Der Goldgräber

Das Unternehmen Mapegy hat eine Analyse- und Visualisierungssoftware entwickelt. Sie sammelt Innovationsdaten für Expert*innen. Denn nur wer viel weiß, kann die richtigen Entscheidungen treffen

Dr. Peter Walde © mapegy GmbH

Am 16. August 1896 machte George Carmack den Fund seines Lebens. Er fand ein kleines, rundliches Ding. Gelbfarben, glänzend, kostbar. Mit seinem Fund löste Carmack das aus, was als Goldrausch vom Klondike River in die Geschichte eingehen sollte. Tausende Goldgräber machten sich auf den Weg nach Kanada, hinein in die tiefste Wildnis.

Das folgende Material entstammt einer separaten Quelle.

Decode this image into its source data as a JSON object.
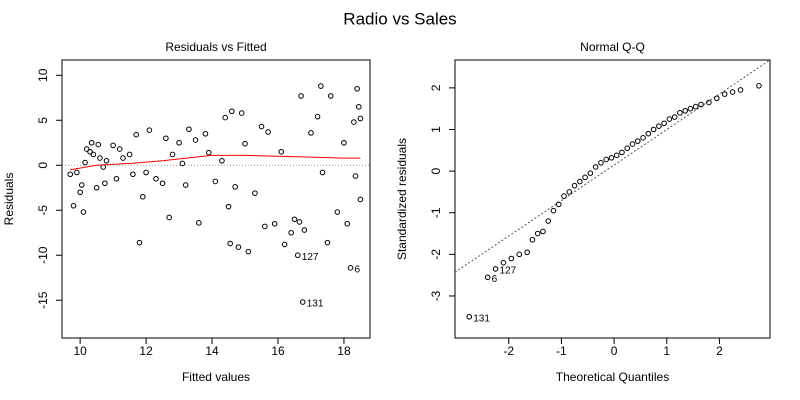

Peter Walde ist auch eine Art Goldgräber, der modernen Art. Anstatt knietief im eiskalten Klondike River in Kanada zu stehen und mühevoll Sediment zu sieben, sitzt er bequem in einem großen Sitzsack auf dem Boden seines Büros. Vor sich, auf einem kleinen Tischchen, hat er den Laptop aufgeklappt. Das Gold, nach dem Peter Walde gräbt, liegt nicht etwa auf dem Grund eines Flusses. Es liegt in den Weiten des Internets und die Goldwaschpfanne ist eine hochkomplexe Analyse- und Visualisierungssoftware. Mit seinem Unternehmen Mapegy sucht Peter Walde nach globalen Innovationsdaten. „Das ist das Gold, nach dem wir graben“, sagt der 39-Jährige. Dazu gehören beispielsweise Patentanmeldungen, Studien, wissenschaftliche Aufsätze, Presse- und Social-Media-Daten. Diese werden gesammelt und analysiert. Wozu? „In Unternehmen müssen Entscheidungen oft schnell und effektiv getroffen werden. Es geht darum, Expert*innen bei ihren Entscheidungen zu unterstützen“, erklärt Walde, der früher bei VW tätig war, Abteilung Zukunftsforschung.

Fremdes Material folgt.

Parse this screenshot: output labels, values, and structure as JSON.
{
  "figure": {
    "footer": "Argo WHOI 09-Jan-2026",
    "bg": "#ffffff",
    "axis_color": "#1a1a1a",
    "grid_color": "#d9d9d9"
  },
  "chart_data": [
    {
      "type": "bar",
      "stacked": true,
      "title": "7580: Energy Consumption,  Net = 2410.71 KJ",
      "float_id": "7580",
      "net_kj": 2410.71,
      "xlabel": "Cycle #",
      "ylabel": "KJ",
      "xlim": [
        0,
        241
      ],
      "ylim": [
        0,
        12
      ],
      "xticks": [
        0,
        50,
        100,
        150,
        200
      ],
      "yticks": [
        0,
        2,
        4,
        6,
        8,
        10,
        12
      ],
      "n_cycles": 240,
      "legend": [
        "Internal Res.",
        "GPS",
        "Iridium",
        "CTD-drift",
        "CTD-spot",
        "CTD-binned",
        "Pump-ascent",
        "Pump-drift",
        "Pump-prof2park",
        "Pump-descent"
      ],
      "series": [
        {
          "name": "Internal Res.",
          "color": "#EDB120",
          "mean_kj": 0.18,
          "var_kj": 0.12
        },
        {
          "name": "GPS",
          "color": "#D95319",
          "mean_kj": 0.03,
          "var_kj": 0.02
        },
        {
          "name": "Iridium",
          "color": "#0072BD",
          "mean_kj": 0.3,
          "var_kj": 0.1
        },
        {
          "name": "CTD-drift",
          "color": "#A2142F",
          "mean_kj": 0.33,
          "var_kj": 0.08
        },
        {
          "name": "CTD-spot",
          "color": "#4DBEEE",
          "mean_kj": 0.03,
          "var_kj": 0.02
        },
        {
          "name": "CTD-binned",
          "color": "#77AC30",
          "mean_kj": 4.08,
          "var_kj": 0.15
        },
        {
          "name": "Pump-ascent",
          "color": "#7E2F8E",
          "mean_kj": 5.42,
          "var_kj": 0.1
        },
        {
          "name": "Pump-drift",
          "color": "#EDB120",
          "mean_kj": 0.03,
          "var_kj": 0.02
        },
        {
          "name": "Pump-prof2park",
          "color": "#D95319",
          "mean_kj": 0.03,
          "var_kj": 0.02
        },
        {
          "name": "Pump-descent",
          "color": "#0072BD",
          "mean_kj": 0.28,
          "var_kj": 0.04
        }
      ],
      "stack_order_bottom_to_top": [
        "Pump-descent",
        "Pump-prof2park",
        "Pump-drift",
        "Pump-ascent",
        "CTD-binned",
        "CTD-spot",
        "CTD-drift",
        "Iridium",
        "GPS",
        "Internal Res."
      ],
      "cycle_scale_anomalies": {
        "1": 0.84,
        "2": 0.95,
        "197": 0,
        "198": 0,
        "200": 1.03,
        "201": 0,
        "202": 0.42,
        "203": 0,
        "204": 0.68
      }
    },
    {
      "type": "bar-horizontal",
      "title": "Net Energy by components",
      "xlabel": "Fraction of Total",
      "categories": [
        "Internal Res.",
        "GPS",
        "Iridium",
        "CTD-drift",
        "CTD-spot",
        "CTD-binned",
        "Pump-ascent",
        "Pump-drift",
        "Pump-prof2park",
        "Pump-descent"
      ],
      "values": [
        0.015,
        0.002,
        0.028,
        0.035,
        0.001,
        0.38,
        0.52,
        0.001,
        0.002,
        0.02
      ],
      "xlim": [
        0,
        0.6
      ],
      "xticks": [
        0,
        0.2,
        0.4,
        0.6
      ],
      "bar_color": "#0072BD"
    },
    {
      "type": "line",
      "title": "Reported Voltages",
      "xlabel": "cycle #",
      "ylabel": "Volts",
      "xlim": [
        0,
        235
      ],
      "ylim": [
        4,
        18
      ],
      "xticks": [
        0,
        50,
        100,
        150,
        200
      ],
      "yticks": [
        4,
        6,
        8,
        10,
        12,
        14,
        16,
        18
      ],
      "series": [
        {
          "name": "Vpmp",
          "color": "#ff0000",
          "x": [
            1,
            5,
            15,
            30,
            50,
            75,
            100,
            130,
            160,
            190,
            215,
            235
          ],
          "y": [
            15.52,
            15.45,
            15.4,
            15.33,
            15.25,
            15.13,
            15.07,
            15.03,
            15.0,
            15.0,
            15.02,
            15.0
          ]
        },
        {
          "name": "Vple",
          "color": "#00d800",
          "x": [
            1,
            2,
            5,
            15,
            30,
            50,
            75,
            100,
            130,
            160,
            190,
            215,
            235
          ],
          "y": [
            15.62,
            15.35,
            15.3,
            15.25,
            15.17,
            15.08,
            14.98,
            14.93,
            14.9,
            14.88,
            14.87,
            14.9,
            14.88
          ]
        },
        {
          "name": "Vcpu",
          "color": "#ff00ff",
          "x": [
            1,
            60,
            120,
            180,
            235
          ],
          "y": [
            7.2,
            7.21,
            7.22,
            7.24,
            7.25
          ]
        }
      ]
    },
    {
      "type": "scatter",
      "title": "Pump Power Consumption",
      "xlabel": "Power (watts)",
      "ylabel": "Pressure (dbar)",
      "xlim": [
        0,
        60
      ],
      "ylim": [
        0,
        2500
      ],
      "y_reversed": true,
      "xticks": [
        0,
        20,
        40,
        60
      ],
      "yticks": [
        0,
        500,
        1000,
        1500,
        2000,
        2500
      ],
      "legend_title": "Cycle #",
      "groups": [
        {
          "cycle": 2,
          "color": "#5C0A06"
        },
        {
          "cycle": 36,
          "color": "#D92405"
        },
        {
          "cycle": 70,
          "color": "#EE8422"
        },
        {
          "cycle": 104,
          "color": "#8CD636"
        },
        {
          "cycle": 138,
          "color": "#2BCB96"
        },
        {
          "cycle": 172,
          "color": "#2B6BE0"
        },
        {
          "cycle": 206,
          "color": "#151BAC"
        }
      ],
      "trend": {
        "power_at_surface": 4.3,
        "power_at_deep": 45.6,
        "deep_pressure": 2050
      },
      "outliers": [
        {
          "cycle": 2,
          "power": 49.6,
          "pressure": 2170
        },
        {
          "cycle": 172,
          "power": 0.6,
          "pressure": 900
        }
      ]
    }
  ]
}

Nun geht es bei diesen Entscheidungen nicht darum, ob man sein Wasser mit oder ohne Kohlensäure trinkt. Es geht um Entscheidungen, die langfristige Auswirkungen auf ein Unternehmen haben können. Sie können zu Erfolg oder Misserfolg führen, zu Investitionen oder Stellenstreichungen. Um eine sinnvolle Entscheidung treffen zu können – also eine, die nicht allein auf dem berühmten Bauchgefühl beruht – braucht es eine fundierte Grundlage. Man braucht Wissen über Technologien, Trends und die wichtigsten Akteure. Dieses Wissen kann Mapegy mit seiner Analyse- und Visualisierungssoftware zur Verfügung stellen. „Man könnte sagen, wir sind so eine Art Kompass für die Hightech-Welt“, erklärt der gebürtige Bautzener. Über die Mapegy-Datenbank lassen sich beispielsweise 150 Patentämter anzapfen, 6.000 wissenschaftliche Verlagshäuser und 60.000 Medienquellen. Hinzu kommen mehr als eine Million gespeicherte Organisations- und fünf Millionen Experten-Profile.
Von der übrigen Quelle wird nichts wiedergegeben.